Growth exceeds token utility
Ripple’s recent acquisitions, including Hidden Road and GTreasury, underscore its accelerated push into traditional finance and its effort to expand financial infrastructure to corporate markets.
However, Ripple’s growing footprint in traditional finance has revived long-standing concerns about XRP’s utility and relevance. These newly acquired services primarily target institutional clients that rely on conventional financial instruments, leaving XRP with little to no role in their core operations.
This disconnect has become a focal point of increasing scrutiny among analysts and investors, who question whether Ripple’s business expansion truly supports the long-term value of its token.

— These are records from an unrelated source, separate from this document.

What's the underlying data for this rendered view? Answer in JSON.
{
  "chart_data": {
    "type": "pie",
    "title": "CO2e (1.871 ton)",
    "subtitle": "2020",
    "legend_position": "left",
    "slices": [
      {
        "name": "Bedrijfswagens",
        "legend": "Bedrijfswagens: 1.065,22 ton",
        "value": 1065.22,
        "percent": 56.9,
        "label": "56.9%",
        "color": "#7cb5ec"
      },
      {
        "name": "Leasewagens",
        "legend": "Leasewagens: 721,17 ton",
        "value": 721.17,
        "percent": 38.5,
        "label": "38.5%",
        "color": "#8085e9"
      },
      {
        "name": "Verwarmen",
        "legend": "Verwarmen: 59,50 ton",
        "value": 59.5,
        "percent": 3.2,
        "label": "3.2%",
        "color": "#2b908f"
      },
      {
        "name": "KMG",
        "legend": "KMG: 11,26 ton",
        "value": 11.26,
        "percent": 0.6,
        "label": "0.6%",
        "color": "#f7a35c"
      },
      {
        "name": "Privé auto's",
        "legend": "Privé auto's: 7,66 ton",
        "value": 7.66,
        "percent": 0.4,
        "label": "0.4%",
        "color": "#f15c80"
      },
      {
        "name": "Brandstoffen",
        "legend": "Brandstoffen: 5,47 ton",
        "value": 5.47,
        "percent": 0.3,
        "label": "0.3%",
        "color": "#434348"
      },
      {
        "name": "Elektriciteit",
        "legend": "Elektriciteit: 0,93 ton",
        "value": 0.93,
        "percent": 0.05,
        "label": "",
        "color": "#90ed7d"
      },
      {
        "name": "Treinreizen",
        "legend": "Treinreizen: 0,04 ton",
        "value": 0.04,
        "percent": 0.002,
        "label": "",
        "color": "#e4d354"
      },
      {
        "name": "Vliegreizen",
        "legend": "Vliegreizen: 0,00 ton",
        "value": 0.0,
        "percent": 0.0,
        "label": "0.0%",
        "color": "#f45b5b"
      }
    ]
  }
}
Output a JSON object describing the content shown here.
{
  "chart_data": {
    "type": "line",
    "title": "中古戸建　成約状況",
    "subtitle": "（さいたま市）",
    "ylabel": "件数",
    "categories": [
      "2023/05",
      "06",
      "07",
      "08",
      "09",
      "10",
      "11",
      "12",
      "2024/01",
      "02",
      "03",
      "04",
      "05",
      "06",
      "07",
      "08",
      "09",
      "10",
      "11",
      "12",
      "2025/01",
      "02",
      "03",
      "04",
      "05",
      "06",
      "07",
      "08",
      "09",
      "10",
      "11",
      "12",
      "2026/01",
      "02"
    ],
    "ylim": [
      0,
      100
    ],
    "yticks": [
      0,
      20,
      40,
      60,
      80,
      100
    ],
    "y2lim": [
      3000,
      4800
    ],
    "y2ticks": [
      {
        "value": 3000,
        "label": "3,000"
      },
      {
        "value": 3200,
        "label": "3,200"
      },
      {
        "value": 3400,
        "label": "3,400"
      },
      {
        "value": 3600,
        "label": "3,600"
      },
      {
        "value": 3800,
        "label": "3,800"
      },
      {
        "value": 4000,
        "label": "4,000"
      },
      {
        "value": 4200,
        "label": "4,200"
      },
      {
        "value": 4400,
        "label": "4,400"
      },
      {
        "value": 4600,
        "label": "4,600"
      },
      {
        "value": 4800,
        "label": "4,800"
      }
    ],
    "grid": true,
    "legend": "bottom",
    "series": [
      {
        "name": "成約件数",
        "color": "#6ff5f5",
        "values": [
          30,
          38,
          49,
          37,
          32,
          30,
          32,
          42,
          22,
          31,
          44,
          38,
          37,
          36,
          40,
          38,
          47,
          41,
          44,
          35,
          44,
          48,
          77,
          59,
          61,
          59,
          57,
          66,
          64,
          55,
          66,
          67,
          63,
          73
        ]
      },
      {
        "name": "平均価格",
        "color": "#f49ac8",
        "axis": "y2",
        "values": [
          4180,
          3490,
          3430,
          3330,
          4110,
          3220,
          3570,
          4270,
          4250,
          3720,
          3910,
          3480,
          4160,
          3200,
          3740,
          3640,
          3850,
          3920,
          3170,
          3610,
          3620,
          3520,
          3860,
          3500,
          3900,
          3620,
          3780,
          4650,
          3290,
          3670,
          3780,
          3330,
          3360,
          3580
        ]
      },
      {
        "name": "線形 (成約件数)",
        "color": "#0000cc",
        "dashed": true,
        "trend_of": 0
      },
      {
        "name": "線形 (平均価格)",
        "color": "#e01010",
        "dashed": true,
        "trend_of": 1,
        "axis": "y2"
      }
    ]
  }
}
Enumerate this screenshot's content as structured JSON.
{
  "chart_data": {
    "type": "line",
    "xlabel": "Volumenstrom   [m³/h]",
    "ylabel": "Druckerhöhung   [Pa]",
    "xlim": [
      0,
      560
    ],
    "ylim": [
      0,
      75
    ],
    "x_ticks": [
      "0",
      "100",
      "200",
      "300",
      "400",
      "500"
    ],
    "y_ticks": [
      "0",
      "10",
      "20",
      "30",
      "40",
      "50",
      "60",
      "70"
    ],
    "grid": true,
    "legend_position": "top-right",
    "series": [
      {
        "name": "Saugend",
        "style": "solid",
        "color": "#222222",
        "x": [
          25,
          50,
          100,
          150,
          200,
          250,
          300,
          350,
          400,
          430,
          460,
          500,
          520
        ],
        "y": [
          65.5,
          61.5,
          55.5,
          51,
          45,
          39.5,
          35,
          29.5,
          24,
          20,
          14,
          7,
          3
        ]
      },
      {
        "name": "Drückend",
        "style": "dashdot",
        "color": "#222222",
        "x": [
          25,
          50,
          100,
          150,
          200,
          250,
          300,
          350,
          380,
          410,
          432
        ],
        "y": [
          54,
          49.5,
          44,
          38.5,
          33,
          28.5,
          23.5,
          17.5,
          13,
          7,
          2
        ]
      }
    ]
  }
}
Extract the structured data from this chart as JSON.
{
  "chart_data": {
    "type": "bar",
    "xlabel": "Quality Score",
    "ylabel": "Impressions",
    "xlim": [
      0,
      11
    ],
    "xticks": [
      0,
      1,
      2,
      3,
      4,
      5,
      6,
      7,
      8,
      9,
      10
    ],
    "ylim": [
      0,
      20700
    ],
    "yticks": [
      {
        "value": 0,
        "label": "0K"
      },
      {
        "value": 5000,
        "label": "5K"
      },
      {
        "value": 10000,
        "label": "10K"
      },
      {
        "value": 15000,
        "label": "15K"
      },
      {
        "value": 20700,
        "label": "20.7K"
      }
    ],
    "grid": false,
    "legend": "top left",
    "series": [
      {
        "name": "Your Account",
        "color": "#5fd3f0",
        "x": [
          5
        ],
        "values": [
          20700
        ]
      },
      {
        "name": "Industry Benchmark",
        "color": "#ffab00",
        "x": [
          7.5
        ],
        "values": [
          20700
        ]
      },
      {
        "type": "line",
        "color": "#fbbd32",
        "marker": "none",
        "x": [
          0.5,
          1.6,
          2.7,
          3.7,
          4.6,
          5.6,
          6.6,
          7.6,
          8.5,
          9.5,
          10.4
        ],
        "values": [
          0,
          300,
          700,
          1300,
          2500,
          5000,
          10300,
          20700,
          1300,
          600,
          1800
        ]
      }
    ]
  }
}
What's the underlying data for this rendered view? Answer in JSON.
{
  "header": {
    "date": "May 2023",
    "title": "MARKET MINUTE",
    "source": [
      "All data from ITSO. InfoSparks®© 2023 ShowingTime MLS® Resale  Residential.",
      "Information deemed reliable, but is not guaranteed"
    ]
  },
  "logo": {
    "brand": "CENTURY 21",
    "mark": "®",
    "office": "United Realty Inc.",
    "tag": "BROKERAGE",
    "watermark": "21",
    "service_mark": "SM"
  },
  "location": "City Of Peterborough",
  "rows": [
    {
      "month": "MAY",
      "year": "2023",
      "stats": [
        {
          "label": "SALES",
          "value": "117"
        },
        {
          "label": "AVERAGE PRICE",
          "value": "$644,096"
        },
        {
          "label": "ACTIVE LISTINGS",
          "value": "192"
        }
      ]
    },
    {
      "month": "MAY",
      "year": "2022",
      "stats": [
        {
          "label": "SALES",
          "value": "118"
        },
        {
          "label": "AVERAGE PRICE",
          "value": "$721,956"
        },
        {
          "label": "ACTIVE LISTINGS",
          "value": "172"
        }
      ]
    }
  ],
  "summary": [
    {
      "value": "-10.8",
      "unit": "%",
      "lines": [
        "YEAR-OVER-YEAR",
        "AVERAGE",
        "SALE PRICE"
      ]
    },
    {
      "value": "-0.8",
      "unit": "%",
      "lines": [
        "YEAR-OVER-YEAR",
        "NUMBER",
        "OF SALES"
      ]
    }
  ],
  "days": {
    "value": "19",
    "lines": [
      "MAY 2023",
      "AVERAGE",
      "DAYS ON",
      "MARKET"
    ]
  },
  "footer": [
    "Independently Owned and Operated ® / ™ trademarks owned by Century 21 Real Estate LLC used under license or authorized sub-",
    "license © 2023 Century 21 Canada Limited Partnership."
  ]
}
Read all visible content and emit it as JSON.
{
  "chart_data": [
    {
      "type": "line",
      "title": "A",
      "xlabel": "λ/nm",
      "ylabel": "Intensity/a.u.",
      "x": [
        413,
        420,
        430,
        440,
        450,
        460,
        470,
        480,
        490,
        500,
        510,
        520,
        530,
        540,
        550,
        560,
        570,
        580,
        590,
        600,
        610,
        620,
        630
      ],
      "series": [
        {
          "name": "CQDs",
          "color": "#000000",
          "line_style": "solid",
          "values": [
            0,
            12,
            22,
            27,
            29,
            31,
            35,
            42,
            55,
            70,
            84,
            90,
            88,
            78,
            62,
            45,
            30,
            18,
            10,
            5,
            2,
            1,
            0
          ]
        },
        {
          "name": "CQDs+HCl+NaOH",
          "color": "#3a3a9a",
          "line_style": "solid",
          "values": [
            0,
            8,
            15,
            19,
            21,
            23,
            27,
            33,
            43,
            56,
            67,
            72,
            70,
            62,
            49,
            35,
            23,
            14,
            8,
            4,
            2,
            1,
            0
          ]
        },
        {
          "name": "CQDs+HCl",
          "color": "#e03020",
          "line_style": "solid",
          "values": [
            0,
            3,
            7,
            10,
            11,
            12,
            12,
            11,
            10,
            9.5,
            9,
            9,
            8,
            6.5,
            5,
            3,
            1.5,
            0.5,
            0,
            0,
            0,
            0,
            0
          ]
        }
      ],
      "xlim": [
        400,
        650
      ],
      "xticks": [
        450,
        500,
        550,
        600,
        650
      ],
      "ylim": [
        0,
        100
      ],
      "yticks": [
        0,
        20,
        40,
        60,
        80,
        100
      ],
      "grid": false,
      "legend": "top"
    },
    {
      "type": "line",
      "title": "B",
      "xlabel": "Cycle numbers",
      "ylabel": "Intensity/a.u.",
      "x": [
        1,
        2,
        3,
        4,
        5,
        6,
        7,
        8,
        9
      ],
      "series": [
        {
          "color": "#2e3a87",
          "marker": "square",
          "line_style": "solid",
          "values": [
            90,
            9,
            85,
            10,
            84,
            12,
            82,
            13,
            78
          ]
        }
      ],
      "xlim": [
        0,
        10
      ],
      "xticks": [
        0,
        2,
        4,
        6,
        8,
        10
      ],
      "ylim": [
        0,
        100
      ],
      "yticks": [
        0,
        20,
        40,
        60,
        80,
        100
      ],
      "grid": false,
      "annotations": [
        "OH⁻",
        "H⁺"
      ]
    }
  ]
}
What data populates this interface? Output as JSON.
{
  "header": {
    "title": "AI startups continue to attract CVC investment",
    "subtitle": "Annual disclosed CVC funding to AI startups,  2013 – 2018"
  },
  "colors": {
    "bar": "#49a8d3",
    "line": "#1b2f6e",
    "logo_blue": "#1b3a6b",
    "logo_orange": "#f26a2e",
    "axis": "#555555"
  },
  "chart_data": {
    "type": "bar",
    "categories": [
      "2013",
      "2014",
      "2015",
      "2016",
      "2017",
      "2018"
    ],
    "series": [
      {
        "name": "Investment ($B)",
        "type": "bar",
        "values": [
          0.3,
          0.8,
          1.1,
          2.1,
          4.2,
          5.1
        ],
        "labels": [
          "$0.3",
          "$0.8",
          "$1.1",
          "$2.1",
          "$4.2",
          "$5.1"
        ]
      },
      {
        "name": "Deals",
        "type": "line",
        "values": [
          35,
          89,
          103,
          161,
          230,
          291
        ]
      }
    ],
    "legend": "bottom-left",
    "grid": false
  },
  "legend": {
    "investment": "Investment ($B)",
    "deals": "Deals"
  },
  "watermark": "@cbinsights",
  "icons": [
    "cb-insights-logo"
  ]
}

Financial Dependency Conflicts with the XRP Roadmap
Despite recent acquisitions, Ripple’s financial reality still largely depends on XRP sales and tokenomics. The company continues to hold and release large volumes of XRP.
These regular sales, managed through an escrow system, have long served as a key source of liquidity and operational financing for the company.
However, this reliance on the sale of XRP contrasts with the company’s long-promoted view of the token as a functional bridge currency rather than a financial asset.
For years, the narrative has been that XRP would become the bridge coin, settlement fuel, and utility token within XRPL and Ripple’s infrastructure. But the new data introduces a structural disconnect.
An effective example is Ripple’s RLUSD stablecoin.
As of early October, RLUSD had reached a market capitalization of almost $789 million. However, BeInCrypto previously reported that around 88% of RLUSD supply is in Ethereum, not XRPL.
Many XRP holders expected the adoption of RLUSD to increase demand for the token. Transactions on the XRP Ledger require small XRP fees to be burned. However, most of RLUSD activity occurs outside of the Ledger, limiting its impact on the token’s overall utility.
This situation has created strategic tension for Ripple, which is expanding beyond the original purpose of XRP. While expected to benefit from this growth, the token plays only a limited role in new operations.
So far, this change has not resulted in increased use or burning of XRP, raising questions about its usefulness in the real world.
The debate over the relevance of XRP has now expanded to include how Ripple manages and influences the circulation of its token.
XRP buyback raises new questions
Ripple’s intervention in the XRP market has added another layer to the debate over the utility of the token.
The company recently revealed plans to raise $1 billion in XRP to establish a digital asset treasury, one of the largest fundraising efforts focused on a single cryptocurrency.
Supporters see the plan as a sign of confidence in XRP’s long-term prospects and an attempt to bring stability to the market.
However, critics argue that a company raising capital to buy its own token risks blurring the line between financial strategy and price support.
Some analysts warn that large-scale interventions could reinforce the perception that Ripple’s success still depends on XRP speculation, rather than true institutional or on-chain utility.
Ultimately, the initiative highlights the same structural challenge facing the Ripple ecosystem. While the company is rapidly expanding into traditional finance, XRP’s practical role within that growth remains limited.